First, your control should look like DCM 25 µg/ml in a way we can see a normale distribution of cells upon the three phases: G1, S, G2/M.
For control, DCM 150 and 200 µg/ml I guess that you don't have enough events.
Second, you can use ModFit LT software to have a more accurate distribution of cells. You can find the attached file an example of what I am talking about.
I hope in the control group the A549 cells are without any treatment. So may be due to considerable presence of Sub-G1 population there is a occurrence of a broad peak.
I tried adjusting control few times everytime i repeated but somehow it stayed the same. yes the events in 150 and 200 are very low coz apoptosis is 70-98% in these ranges.
I have not been trained on this software but i can try to figure out how this should be fitted.
I think you can move the vertical software plot lines (i mean those ones P3, P4 etc) by clicking on them and dragging the cursor (Hope your software allows that). Ok, now if it is possible clearly define your sub-G1 from your G0/G1 in your control samples. Probably, If you see minutely there is a kind of two small peaks in your G0/G1. Probably, if you run some more control samples you might observe a less heighted population of cells (i.e, Sub-G1) towards the left of G0/G1. You have to also clearly define the areas of cells falling under other phases (i.e, S, G2/M) in the control samples.
Go through the below link, and click on (Fig.1), and look at (B), it will help you to understand:
1. Try to read some basics to know more about the method, the expected results, and how to interpret the histogram plots.
2. Try to start with preparing a known number (that is desirable for your future experiments, considering the size of well and time of run) of healthy untreated cells. Optimize the amount of PI added, RNase amount added and time allowed for staining/digestion, so that you can obtain a beautiful histogram in which you can clearly see the G0/G1 and G2/M peaks with around 2-fold difference in the DNA amount.

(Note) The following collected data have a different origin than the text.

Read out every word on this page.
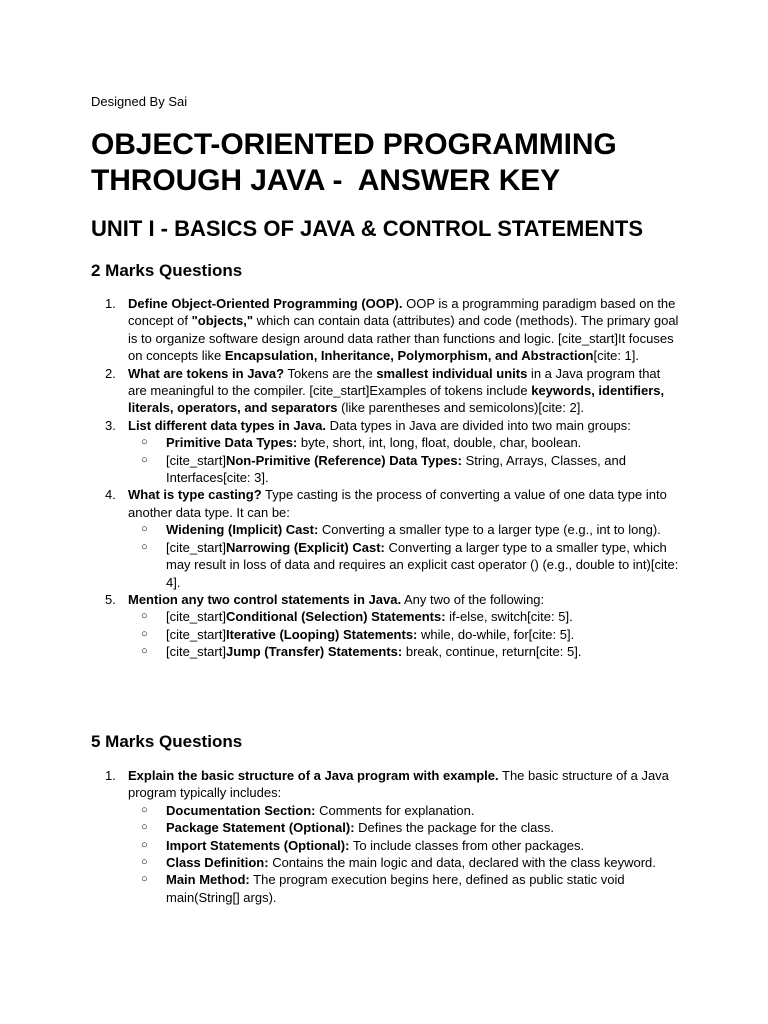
Designed By Sai
OBJECT-ORIENTED PROGRAMMING
THROUGH JAVA -  ANSWER KEY
UNIT I - BASICS OF JAVA & CONTROL STATEMENTS
2 Marks Questions
1. Define Object-Oriented Programming (OOP). OOP is a programming paradigm based on the concept of "objects," which can contain data (attributes) and code (methods). The primary goal is to organize software design around data rather than functions and logic. [cite_start]It focuses on concepts like Encapsulation, Inheritance, Polymorphism, and Abstraction[cite: 1].
2. What are tokens in Java? Tokens are the smallest individual units in a Java program that are meaningful to the compiler. [cite_start]Examples of tokens include keywords, identifiers, literals, operators, and separators (like parentheses and semicolons)[cite: 2].
3. List different data types in Java. Data types in Java are divided into two main groups:
○ Primitive Data Types: byte, short, int, long, float, double, char, boolean.
○ [cite_start]Non-Primitive (Reference) Data Types: String, Arrays, Classes, and Interfaces[cite: 3].
4. What is type casting? Type casting is the process of converting a value of one data type into another data type. It can be:
○ Widening (Implicit) Cast: Converting a smaller type to a larger type (e.g., int to long).
○ [cite_start]Narrowing (Explicit) Cast: Converting a larger type to a smaller type, which may result in loss of data and requires an explicit cast operator () (e.g., double to int)[cite: 4].
5. Mention any two control statements in Java. Any two of the following:
○ [cite_start]Conditional (Selection) Statements: if-else, switch[cite: 5].
○ [cite_start]Iterative (Looping) Statements: while, do-while, for[cite: 5].
○ [cite_start]Jump (Transfer) Statements: break, continue, return[cite: 5].
5 Marks Questions
1. Explain the basic structure of a Java program with example. The basic structure of a Java program typically includes:
○ Documentation Section: Comments for explanation.
○ Package Statement (Optional): Defines the package for the class.
○ Import Statements (Optional): To include classes from other packages.
○ Class Definition: Contains the main logic and data, declared with the class keyword.
○ Main Method: The program execution begins here, defined as public static void main(String[] args).
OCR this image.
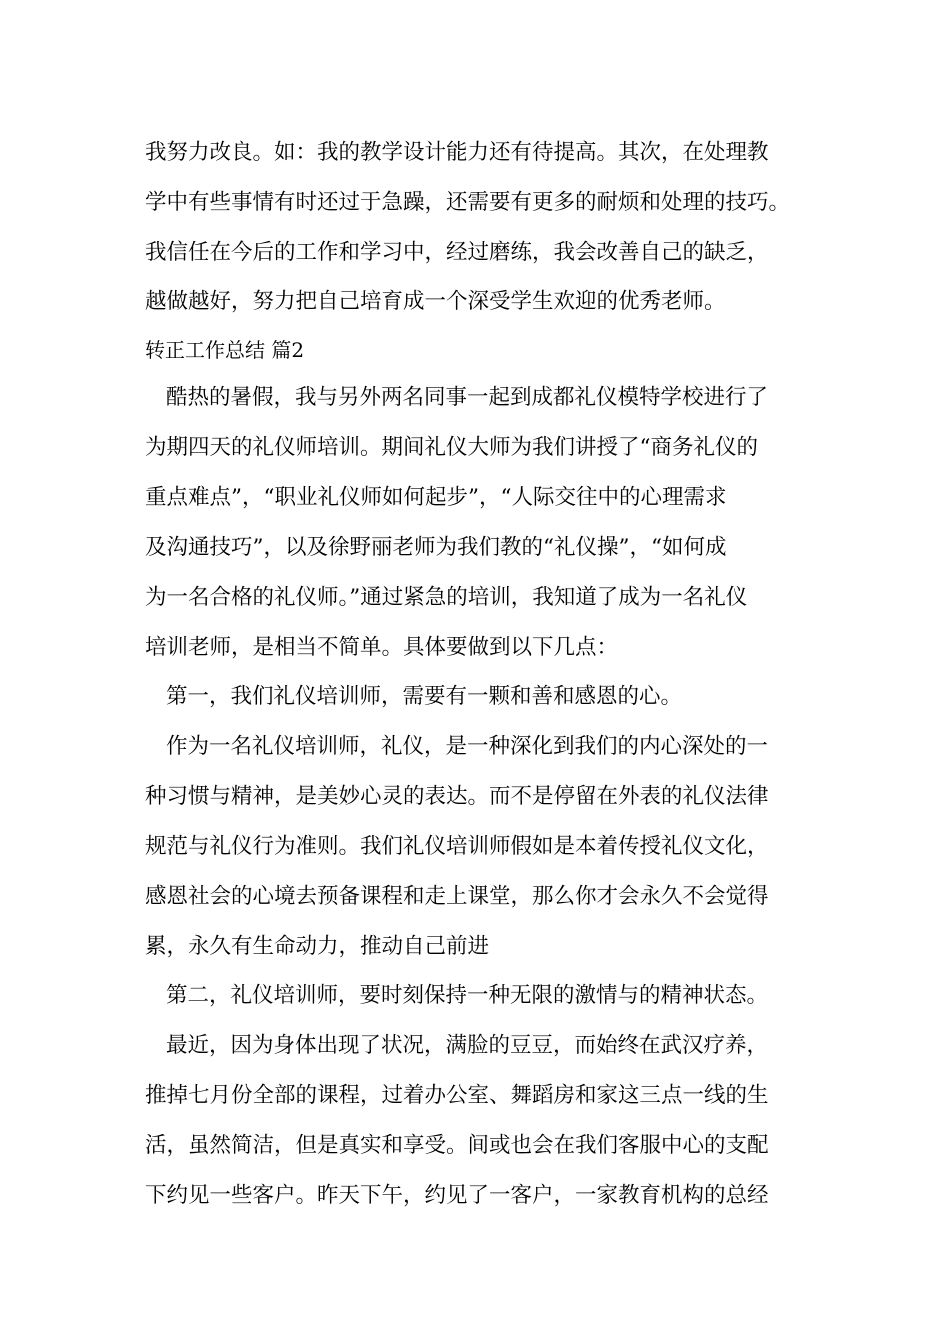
我努力改良。如：我的教学设计能力还有待提高。其次，在处理教
学中有些事情有时还过于急躁，还需要有更多的耐烦和处理的技巧。
我信任在今后的工作和学习中，经过磨练，我会改善自己的缺乏，
越做越好，努力把自己培育成一个深受学生欢迎的优秀老师。
转正工作总结 篇2
酷热的暑假，我与另外两名同事一起到成都礼仪模特学校进行了
为期四天的礼仪师培训。期间礼仪大师为我们讲授了“商务礼仪的
重点难点”，“职业礼仪师如何起步”，“人际交往中的心理需求
及沟通技巧”，以及徐野丽老师为我们教的“礼仪操”，“如何成
为一名合格的礼仪师。”通过紧急的培训，我知道了成为一名礼仪
培训老师，是相当不简单。具体要做到以下几点：
第一，我们礼仪培训师，需要有一颗和善和感恩的心。
作为一名礼仪培训师，礼仪，是一种深化到我们的内心深处的一
种习惯与精神，是美妙心灵的表达。而不是停留在外表的礼仪法律
规范与礼仪行为准则。我们礼仪培训师假如是本着传授礼仪文化，
感恩社会的心境去预备课程和走上课堂，那么你才会永久不会觉得
累，永久有生命动力，推动自己前进
第二，礼仪培训师，要时刻保持一种无限的激情与的精神状态。
最近，因为身体出现了状况，满脸的豆豆，而始终在武汉疗养，
推掉七月份全部的课程，过着办公室、舞蹈房和家这三点一线的生
活，虽然简洁，但是真实和享受。间或也会在我们客服中心的支配
下约见一些客户。昨天下午，约见了一客户，一家教育机构的总经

3. Your untreated control cells plots are problematic. Probably you prepared too many cells and added inadequate PI that is not sufficient to saturate all the cells. This is the major reason for doing point 2. If you cannot obtain good results with control cells, all other results are meaningless.
4. You need to know your aim for drawing the regions and how to execute and achieve that. From your plots, it seems like you are drawing random regions with no clues, possibly because you don't know what's going on looking at the plots.
5. As you are looking at anti-cancer effect, most probably your drug would inhibit proliferation and lead to cell death. It would be better to plan the experiments more carefully so that you can have similar number of cells in different groups (control, and different drug concentrations). Avoid exceeding the optimal cell number that you determined in point 2. Big difference in cell numbers in different samples may lead to results that have the peaks moving around and generates problem during analysis.